The Horde Architecture for Learning Knowledge Grounded in Sensorimotor Experience – Reinforcement Learning and Artificial Intelligence

How to learn, represent, and use knowledge of the world in a general sense remains a key open problem in artificial intelligence. There are high-level representation languages based on first-order predicate logic and Bayes networks that are very expressive, but in these languages knowledge is difficult to learn and computationally expensive to use. There are also low-level languages such as differential equations and state-transition matrices that can be learned from data without supervision, but these are much less expressive. Knowledge that is even slightly forward looking, such as ‘If I keep moving, I will bump into something within a few seconds’ cannot be expressed directly with differential equations and may be expensive to compute from them. There remains room for exploring alternate formats for knowledge that are expressive yet learnable from unsupervised sensorimotor data.

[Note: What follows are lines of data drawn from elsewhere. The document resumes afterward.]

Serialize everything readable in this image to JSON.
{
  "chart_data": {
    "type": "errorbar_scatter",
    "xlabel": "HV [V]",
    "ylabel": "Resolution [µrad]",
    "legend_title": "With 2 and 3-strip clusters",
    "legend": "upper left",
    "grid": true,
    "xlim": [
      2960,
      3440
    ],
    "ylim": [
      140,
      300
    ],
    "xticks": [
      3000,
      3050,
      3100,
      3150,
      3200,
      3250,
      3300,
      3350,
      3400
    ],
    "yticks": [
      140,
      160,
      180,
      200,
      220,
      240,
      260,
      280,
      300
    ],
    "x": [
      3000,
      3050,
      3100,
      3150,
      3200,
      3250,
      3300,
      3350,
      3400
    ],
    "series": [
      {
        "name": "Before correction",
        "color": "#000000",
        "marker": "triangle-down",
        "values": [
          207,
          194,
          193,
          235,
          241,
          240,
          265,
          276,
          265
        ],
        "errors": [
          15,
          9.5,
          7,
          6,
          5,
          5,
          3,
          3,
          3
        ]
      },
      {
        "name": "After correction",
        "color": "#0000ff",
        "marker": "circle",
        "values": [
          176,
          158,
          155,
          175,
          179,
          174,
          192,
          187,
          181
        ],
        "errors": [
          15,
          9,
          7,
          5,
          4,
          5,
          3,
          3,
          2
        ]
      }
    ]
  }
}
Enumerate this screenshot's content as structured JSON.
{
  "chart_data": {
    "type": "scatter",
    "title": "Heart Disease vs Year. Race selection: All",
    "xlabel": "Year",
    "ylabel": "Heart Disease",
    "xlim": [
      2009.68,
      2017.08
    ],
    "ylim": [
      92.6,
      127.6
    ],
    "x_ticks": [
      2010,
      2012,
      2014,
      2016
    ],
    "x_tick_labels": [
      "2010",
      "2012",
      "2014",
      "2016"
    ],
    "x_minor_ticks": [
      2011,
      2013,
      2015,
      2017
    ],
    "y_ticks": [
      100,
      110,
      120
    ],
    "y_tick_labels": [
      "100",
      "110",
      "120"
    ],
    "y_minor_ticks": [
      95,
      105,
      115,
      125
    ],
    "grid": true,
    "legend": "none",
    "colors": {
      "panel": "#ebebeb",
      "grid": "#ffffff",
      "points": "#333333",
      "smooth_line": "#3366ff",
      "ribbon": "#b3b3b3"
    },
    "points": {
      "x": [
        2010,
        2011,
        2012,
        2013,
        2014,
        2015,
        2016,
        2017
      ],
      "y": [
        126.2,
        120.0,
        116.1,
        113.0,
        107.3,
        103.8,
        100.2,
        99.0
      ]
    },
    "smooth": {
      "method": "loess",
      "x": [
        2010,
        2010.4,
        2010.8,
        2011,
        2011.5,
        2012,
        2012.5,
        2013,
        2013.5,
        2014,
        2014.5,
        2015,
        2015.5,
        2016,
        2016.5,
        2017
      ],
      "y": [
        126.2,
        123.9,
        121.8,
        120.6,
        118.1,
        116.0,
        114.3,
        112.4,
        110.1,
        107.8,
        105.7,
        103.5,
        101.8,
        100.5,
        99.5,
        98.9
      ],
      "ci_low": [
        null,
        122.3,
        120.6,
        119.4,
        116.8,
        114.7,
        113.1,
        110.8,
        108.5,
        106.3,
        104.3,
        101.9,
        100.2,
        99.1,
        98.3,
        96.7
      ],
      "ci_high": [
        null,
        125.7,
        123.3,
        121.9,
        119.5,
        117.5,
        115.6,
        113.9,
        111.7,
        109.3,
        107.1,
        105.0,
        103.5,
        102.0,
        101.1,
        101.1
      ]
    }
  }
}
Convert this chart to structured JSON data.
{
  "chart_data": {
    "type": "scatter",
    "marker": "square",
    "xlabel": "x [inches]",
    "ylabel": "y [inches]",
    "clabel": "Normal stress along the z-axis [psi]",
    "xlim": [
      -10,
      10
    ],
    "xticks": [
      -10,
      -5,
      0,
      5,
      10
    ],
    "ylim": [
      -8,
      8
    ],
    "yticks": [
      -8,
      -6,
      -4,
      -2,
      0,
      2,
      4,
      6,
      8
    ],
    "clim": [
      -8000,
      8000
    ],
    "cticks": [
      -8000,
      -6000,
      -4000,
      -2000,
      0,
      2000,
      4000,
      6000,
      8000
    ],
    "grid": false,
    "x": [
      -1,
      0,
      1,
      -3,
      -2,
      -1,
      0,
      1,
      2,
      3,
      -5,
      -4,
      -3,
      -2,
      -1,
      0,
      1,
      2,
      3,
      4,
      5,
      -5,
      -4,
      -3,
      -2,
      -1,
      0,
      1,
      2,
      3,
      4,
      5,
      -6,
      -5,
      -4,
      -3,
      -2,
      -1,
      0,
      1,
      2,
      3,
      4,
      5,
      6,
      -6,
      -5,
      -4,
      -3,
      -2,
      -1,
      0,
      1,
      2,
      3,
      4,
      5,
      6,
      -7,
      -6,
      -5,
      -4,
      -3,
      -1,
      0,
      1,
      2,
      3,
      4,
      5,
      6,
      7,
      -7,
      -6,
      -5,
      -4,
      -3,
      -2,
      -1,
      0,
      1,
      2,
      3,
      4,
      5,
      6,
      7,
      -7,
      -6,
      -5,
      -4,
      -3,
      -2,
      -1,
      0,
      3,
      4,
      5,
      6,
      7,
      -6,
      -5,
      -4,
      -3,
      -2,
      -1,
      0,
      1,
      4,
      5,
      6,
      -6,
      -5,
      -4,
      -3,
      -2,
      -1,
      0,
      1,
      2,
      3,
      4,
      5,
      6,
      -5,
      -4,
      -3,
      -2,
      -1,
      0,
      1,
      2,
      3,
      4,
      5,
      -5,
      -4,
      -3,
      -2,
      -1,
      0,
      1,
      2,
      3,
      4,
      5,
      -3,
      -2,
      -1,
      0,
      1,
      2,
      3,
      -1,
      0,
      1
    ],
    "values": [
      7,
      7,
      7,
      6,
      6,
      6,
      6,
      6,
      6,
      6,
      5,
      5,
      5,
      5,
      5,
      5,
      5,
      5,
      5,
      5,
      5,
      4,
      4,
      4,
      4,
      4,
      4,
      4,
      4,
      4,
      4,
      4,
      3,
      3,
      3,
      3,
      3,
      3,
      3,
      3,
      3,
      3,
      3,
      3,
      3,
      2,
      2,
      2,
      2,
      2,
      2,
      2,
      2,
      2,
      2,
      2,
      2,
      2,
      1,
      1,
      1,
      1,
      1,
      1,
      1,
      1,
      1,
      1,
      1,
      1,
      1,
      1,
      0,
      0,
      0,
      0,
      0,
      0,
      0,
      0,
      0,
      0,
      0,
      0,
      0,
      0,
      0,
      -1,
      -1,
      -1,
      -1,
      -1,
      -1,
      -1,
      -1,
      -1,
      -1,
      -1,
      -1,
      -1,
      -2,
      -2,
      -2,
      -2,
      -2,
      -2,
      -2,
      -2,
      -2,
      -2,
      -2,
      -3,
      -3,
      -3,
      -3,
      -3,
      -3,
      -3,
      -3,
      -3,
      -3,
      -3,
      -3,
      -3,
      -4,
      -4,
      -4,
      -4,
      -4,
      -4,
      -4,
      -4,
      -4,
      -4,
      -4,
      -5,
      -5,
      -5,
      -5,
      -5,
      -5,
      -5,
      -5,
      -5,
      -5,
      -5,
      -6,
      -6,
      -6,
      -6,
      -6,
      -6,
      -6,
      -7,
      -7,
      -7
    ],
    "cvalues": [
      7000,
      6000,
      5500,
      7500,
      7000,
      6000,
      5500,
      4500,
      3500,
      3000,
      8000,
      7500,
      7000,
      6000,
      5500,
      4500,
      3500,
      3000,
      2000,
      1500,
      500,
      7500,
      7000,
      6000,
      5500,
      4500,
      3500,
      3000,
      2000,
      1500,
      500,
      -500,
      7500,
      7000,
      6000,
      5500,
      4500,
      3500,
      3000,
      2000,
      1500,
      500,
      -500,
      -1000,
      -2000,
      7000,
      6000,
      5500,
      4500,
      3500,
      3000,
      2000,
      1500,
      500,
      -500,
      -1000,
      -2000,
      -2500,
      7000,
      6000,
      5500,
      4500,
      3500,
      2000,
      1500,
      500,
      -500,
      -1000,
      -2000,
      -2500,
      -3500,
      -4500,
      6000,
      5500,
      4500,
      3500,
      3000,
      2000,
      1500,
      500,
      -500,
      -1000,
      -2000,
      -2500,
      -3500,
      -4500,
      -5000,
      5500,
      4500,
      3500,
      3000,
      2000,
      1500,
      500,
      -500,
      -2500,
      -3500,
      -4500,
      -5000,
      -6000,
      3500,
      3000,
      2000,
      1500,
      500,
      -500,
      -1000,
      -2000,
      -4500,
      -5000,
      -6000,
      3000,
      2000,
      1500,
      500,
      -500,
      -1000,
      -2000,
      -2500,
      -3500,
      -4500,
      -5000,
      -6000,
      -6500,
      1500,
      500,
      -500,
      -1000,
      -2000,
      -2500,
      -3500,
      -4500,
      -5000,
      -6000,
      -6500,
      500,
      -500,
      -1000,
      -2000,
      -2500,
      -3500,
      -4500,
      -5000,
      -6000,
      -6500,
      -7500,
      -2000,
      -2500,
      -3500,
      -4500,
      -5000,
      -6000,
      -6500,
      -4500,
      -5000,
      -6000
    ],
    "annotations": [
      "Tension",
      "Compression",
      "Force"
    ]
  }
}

In this project we are pursuing a novel approach to knowledge representation based on the notion of value functions and on other ideas and algorithms from reinforcement learning. In our approach, knowledge is represented as a large number of approximate value functions learned in parallel, each with its own policy, pseudo-reward function, pseudo-termination function, and pseudo-terminal-reward function. Our architecture, called Horde, consists of a large set of independent reinforcement learning agents, which we call demons. The approach here is similar to that which we have taken in previous years with TD networks and options. Horde differs from TD networks in its more straightforward handling of state and function approximation (no predictive state representations) and in its use of GTD algorithms for off-policy learning, which are considerably more efficient than those used in prior work with TD networks. We have deployed Horde on the Critterbot to learn a variety of predictions and behaviors off-policy and in real-time.